Open joncfoo opened 6 years ago

joncfoo commented 6 years ago

I'm invoking devd with the command below and accessing my application over https://devd.io/. I noticed in my application that X-Forwarded-Proto = http - shouldn't it be https since I am forwarding /=https://127.0.0.1:3000/ ?

devd --port=443 \
    --cert=_certs/devd.io/bundle.pem \
    /=https://127.0.0.1:3000

Changing the following line in reverseproxy.go to req.Header.Set("X-Forwarded-Proto", target.Scheme) results in X-Forwarded-Proto being set to https (it works for my use-case but I'm not sure if this is the right fix?).

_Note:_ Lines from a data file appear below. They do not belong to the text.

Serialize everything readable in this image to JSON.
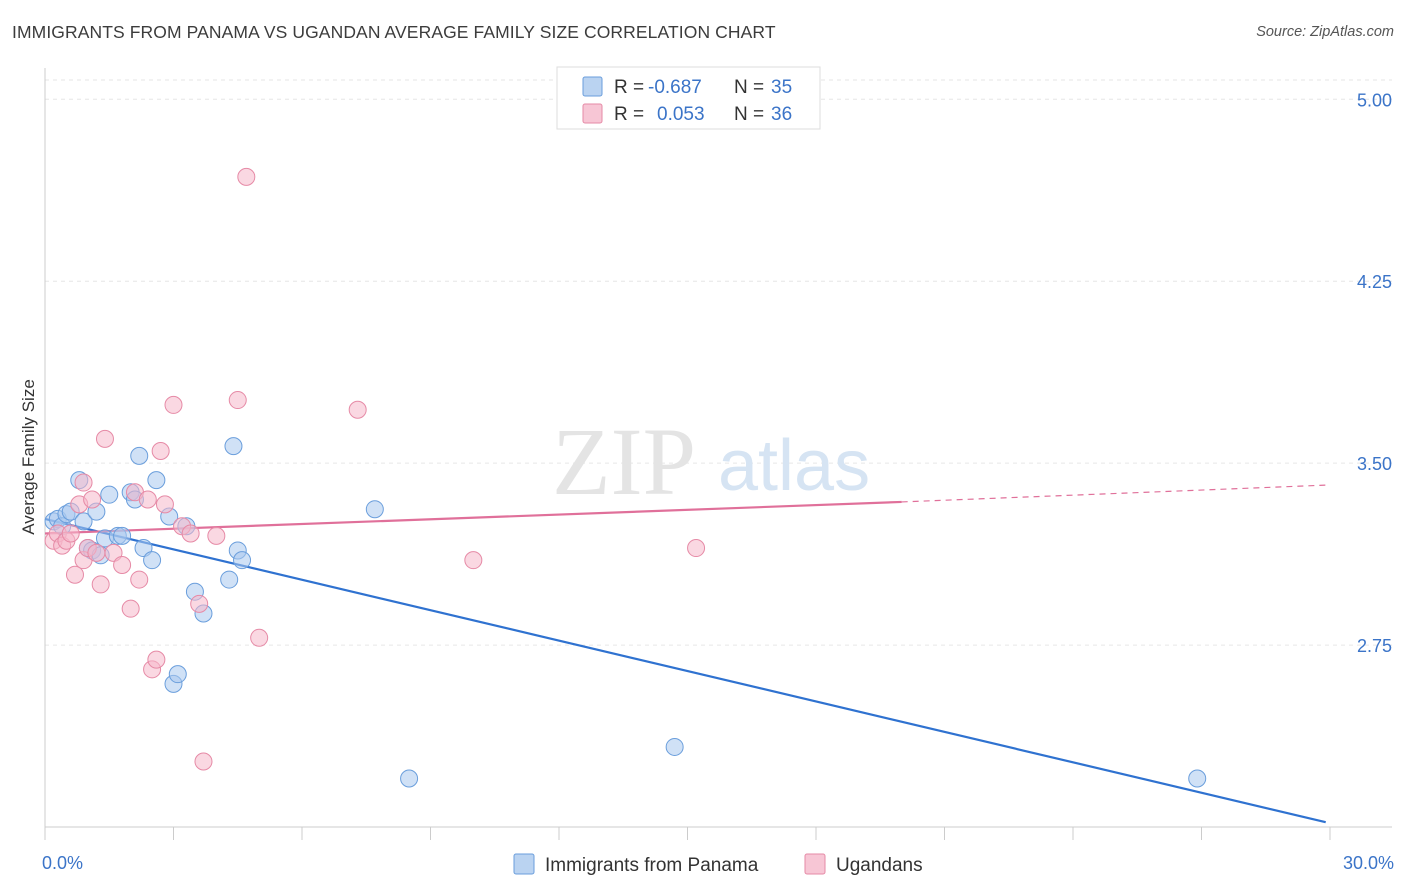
{
  "header": {
    "title": "IMMIGRANTS FROM PANAMA VS UGANDAN AVERAGE FAMILY SIZE CORRELATION CHART",
    "source": "Source: ZipAtlas.com"
  },
  "watermark": {
    "zip": "ZIP",
    "atlas": "atlas"
  },
  "legend": {
    "r_label": "R =",
    "n_label": "N =",
    "rows": [
      {
        "r": "-0.687",
        "n": "35",
        "color": "#a9c8ee"
      },
      {
        "r": "0.053",
        "n": "36",
        "color": "#f5b8ca"
      }
    ]
  },
  "chart_data": {
    "type": "scatter",
    "title": "IMMIGRANTS FROM PANAMA VS UGANDAN AVERAGE FAMILY SIZE CORRELATION CHART",
    "xlabel": "",
    "ylabel": "Average Family Size",
    "xlim": [
      0,
      30
    ],
    "ylim": [
      2.0,
      5.1
    ],
    "x_tick_labels": [
      "0.0%",
      "30.0%"
    ],
    "y_ticks": [
      2.75,
      3.5,
      4.25,
      5.0
    ],
    "y_tick_labels": [
      "2.75",
      "3.50",
      "4.25",
      "5.00"
    ],
    "grid": true,
    "legend_position": "top-center",
    "series": [
      {
        "name": "Immigrants from Panama",
        "color": "#a9c8ee",
        "stroke": "#6a9edc",
        "line_color": "#2f72d0",
        "trend": {
          "x": [
            0.0,
            29.9
          ],
          "y": [
            3.27,
            2.02
          ]
        },
        "points": [
          [
            0.2,
            3.26
          ],
          [
            0.3,
            3.27
          ],
          [
            0.4,
            3.24
          ],
          [
            0.5,
            3.29
          ],
          [
            0.6,
            3.3
          ],
          [
            0.8,
            3.43
          ],
          [
            0.9,
            3.26
          ],
          [
            1.0,
            3.15
          ],
          [
            1.1,
            3.14
          ],
          [
            1.2,
            3.3
          ],
          [
            1.3,
            3.12
          ],
          [
            1.4,
            3.19
          ],
          [
            1.5,
            3.37
          ],
          [
            1.7,
            3.2
          ],
          [
            1.8,
            3.2
          ],
          [
            2.0,
            3.38
          ],
          [
            2.1,
            3.35
          ],
          [
            2.2,
            3.53
          ],
          [
            2.3,
            3.15
          ],
          [
            2.5,
            3.1
          ],
          [
            2.6,
            3.43
          ],
          [
            2.9,
            3.28
          ],
          [
            3.0,
            2.59
          ],
          [
            3.1,
            2.63
          ],
          [
            3.3,
            3.24
          ],
          [
            3.5,
            2.97
          ],
          [
            3.7,
            2.88
          ],
          [
            4.3,
            3.02
          ],
          [
            4.4,
            3.57
          ],
          [
            4.5,
            3.14
          ],
          [
            4.6,
            3.1
          ],
          [
            7.7,
            3.31
          ],
          [
            8.5,
            2.2
          ],
          [
            14.7,
            2.33
          ],
          [
            26.9,
            2.2
          ]
        ]
      },
      {
        "name": "Ugandans",
        "color": "#f5b8ca",
        "stroke": "#e68aa6",
        "line_color": "#e0709a",
        "trend": {
          "x": [
            0.0,
            20.0
          ],
          "y": [
            3.21,
            3.34
          ]
        },
        "trend_dashed": {
          "x": [
            20.0,
            30.0
          ],
          "y": [
            3.34,
            3.41
          ]
        },
        "points": [
          [
            0.2,
            3.18
          ],
          [
            0.3,
            3.21
          ],
          [
            0.4,
            3.16
          ],
          [
            0.5,
            3.18
          ],
          [
            0.6,
            3.21
          ],
          [
            0.7,
            3.04
          ],
          [
            0.8,
            3.33
          ],
          [
            0.9,
            3.1
          ],
          [
            1.0,
            3.15
          ],
          [
            1.1,
            3.35
          ],
          [
            1.2,
            3.13
          ],
          [
            1.3,
            3.0
          ],
          [
            1.4,
            3.6
          ],
          [
            1.6,
            3.13
          ],
          [
            1.8,
            3.08
          ],
          [
            2.0,
            2.9
          ],
          [
            2.1,
            3.38
          ],
          [
            2.2,
            3.02
          ],
          [
            2.4,
            3.35
          ],
          [
            2.5,
            2.65
          ],
          [
            2.6,
            2.69
          ],
          [
            2.7,
            3.55
          ],
          [
            2.8,
            3.33
          ],
          [
            3.0,
            3.74
          ],
          [
            3.2,
            3.24
          ],
          [
            3.4,
            3.21
          ],
          [
            3.6,
            2.92
          ],
          [
            3.7,
            2.27
          ],
          [
            4.0,
            3.2
          ],
          [
            4.5,
            3.76
          ],
          [
            4.7,
            4.68
          ],
          [
            5.0,
            2.78
          ],
          [
            7.3,
            3.72
          ],
          [
            10.0,
            3.1
          ],
          [
            15.2,
            3.15
          ],
          [
            0.9,
            3.42
          ]
        ]
      }
    ]
  }
}
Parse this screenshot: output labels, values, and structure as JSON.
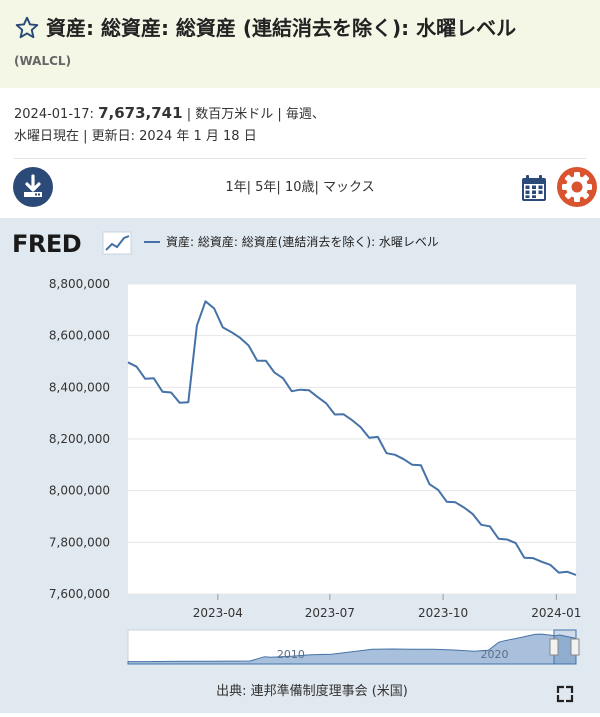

https://github.com/cortesi/devd/blob/93164c9b170e00b808d34f54ff109d91b3e4d18b/reverseproxy/reverseproxy.go#L80

wader commented 6 years ago

Hi, this sounds like what was fix in https://github.com/cortesi/devd/pull/83 ?

lancerushing commented 3 years ago

I tracked down a bug with X-Forwarded-Proto.

When using "--cert" X-Forwarded-Proto gets set to "http" (should be "https")

Steps to reproduce:

  1. start web server to show X-Forwarded-Proto header
  2. start devd with --cert="SomeCustomCert"
  3. make request to devd
# start web server in one terminal (netcat will do in a pinch)
nc -l 9000
# start devd in another terminal 
# just use ~/.devd.cert which should be there if you have ever started devd with --tls
devd --cert=${HOME}/.devd.cert http://localhost:9000
# Make request
curl -k https://devd.io:8000

Then inspect the output from netcat. ( ctrl+C to quit netcat)

Note: the "--tls" flag sets X-Forwarded-Proto correctly.